3×10⁶ MV4–11 cells per well were seeded in triplicate in a 12-well plate and treated with 200 nM BSJ-03–123, YKL-06–102, Palbociclib or vehicle for 6 h. Cells were lysed using QIAshredder columns (QIAGEN) and RNA isolated using RNeasy kit (QIAGEN) according to manufacturer’s instructions.

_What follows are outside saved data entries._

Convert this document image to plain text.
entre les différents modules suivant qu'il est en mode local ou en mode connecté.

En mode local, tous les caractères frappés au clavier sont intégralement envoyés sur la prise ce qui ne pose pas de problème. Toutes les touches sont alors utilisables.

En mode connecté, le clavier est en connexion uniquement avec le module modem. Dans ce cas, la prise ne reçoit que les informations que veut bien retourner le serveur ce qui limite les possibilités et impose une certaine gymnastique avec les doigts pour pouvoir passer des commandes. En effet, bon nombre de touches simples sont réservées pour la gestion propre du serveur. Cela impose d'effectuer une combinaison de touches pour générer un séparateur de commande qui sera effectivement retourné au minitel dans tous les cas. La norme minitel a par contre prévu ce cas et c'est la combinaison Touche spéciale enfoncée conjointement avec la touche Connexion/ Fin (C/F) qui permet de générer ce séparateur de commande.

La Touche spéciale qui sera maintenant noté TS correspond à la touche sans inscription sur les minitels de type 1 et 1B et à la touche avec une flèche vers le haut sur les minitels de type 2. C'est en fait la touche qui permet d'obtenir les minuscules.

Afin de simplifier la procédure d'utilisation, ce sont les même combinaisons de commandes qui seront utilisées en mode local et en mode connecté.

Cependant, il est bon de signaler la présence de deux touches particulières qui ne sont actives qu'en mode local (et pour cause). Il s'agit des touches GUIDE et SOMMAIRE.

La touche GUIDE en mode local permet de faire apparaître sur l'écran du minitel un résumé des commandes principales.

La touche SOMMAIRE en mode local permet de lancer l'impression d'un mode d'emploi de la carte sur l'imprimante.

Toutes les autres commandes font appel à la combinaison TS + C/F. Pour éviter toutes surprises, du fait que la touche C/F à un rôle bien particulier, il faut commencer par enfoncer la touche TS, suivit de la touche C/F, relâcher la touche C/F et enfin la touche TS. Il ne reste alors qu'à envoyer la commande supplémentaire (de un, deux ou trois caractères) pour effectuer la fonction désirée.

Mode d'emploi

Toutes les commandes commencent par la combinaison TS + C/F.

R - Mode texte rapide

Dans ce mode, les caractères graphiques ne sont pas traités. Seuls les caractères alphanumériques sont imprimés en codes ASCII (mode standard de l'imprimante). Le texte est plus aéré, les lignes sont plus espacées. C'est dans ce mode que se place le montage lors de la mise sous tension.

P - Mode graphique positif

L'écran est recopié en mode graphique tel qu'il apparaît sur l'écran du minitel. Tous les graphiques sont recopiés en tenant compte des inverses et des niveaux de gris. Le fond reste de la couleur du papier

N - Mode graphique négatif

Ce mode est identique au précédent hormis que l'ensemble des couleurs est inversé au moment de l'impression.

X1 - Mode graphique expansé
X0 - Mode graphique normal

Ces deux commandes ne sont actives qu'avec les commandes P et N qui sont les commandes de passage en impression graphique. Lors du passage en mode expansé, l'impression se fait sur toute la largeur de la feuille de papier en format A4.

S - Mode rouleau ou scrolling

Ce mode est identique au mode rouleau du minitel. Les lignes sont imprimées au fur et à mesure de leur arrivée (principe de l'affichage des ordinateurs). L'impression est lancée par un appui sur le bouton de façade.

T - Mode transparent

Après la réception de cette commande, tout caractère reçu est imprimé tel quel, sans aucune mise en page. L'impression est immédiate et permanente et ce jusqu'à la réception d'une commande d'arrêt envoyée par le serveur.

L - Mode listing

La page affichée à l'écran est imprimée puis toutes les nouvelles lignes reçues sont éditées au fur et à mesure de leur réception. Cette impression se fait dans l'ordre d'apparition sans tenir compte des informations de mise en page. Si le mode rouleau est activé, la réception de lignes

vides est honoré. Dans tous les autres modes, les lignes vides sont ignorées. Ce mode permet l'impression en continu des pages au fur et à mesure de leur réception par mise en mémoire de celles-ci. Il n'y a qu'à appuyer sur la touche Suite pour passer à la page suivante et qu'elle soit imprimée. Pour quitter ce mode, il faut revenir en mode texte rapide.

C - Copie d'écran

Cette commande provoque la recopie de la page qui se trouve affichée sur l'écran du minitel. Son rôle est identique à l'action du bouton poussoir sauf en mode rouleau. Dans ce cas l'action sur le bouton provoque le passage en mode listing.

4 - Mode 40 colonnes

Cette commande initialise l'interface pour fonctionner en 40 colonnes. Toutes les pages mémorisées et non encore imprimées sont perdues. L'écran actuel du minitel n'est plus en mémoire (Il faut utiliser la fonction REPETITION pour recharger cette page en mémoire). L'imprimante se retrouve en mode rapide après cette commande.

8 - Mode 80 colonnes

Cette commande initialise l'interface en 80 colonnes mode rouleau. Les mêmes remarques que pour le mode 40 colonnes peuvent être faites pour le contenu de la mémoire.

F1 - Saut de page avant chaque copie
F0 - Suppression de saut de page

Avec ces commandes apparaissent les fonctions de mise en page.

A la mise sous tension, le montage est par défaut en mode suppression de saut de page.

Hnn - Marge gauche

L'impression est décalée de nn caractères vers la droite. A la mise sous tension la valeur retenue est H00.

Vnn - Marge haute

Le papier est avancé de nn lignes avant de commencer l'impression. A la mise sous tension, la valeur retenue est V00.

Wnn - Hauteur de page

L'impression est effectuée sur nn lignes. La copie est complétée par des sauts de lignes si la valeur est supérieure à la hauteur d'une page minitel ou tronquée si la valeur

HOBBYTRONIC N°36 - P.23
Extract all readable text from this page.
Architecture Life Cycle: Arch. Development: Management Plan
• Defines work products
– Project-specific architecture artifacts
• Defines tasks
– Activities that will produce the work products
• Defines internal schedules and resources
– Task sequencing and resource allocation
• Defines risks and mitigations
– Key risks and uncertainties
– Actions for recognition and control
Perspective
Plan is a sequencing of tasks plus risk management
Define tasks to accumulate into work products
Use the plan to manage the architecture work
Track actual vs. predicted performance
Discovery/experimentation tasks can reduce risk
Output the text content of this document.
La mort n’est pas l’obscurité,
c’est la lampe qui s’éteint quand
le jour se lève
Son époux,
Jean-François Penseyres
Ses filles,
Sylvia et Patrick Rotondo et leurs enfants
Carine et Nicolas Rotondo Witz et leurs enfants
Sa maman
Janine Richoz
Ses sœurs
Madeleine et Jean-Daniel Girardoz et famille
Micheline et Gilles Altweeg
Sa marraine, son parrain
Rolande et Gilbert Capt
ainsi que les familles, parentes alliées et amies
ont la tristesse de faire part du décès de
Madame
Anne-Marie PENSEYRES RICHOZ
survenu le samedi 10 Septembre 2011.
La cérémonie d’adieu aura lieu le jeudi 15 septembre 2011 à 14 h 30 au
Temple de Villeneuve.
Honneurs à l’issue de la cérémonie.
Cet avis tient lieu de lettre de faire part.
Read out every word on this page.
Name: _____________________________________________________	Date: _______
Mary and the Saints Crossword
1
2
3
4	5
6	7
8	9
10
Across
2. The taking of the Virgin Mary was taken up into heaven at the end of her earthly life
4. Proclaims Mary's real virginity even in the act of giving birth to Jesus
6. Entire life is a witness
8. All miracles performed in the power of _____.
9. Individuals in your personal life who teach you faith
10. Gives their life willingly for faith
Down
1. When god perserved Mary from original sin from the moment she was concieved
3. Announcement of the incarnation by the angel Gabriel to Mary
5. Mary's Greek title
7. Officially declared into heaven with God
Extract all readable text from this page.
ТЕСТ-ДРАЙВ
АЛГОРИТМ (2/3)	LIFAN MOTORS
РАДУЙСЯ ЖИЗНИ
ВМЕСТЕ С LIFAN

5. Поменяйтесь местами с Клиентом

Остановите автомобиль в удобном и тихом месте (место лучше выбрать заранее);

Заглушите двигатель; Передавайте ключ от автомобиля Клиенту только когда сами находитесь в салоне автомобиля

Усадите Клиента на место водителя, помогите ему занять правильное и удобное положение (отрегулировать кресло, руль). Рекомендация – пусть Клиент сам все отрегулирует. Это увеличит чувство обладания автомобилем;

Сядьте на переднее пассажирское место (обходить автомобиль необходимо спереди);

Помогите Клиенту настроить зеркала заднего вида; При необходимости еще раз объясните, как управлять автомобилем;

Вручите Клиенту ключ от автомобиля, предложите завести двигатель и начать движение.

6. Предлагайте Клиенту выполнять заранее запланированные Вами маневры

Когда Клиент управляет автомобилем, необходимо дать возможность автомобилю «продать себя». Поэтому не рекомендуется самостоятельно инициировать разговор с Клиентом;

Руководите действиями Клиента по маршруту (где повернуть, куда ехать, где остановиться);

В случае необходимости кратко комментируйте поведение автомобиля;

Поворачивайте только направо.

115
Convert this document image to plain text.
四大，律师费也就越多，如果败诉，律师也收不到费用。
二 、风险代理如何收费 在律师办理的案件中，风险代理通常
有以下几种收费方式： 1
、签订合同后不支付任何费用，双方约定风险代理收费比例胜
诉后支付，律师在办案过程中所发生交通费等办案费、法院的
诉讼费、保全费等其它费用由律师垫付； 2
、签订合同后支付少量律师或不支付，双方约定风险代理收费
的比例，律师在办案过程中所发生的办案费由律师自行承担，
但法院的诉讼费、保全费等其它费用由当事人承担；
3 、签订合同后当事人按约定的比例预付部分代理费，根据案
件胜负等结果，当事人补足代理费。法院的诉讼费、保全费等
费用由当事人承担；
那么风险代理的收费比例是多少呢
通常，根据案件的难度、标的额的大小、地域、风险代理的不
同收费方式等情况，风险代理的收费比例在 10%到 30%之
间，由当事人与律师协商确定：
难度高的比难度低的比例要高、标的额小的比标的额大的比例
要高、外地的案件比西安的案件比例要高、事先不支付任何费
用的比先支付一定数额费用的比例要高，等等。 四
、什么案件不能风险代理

The amount of total RNA was quantified using the Qubit Fluorometric Quantitation system (Life Technologies) and the RNA integrity number (RIN) was determined using the Experion Auto-mated Electrophoresis System (Bio-Rad). RNA-seq libraries were prepared with the TruSeq Stranded mRNA LT sample preparation kit (Illumina) using both, Sciclone and Zephyr liquid handling robotics (PerkinElmer). Library concentrations were quantified with the Qubit Fluorometric Quantitation system (Life Technologies) and the size distribution was assessed using the Experion Automated Electrophoresis System (Bio-Rad). For sequencing, samples were diluted and pooled into NGS libraries in equimolar amounts. Expression profiling libraries were sequenced on Illumina HiSeq 3000/4000 instruments in 50-base-pair-single-end mode and base calls provided by the Illumina Real-Time Analysis (RTA) soft-ware were subsequently converted into BAM format (Illumina2bam) before de-multiplexing (BamIndexDecoder) into individual, sample-specific BAM files via Illumina2bam tools (1.17.3).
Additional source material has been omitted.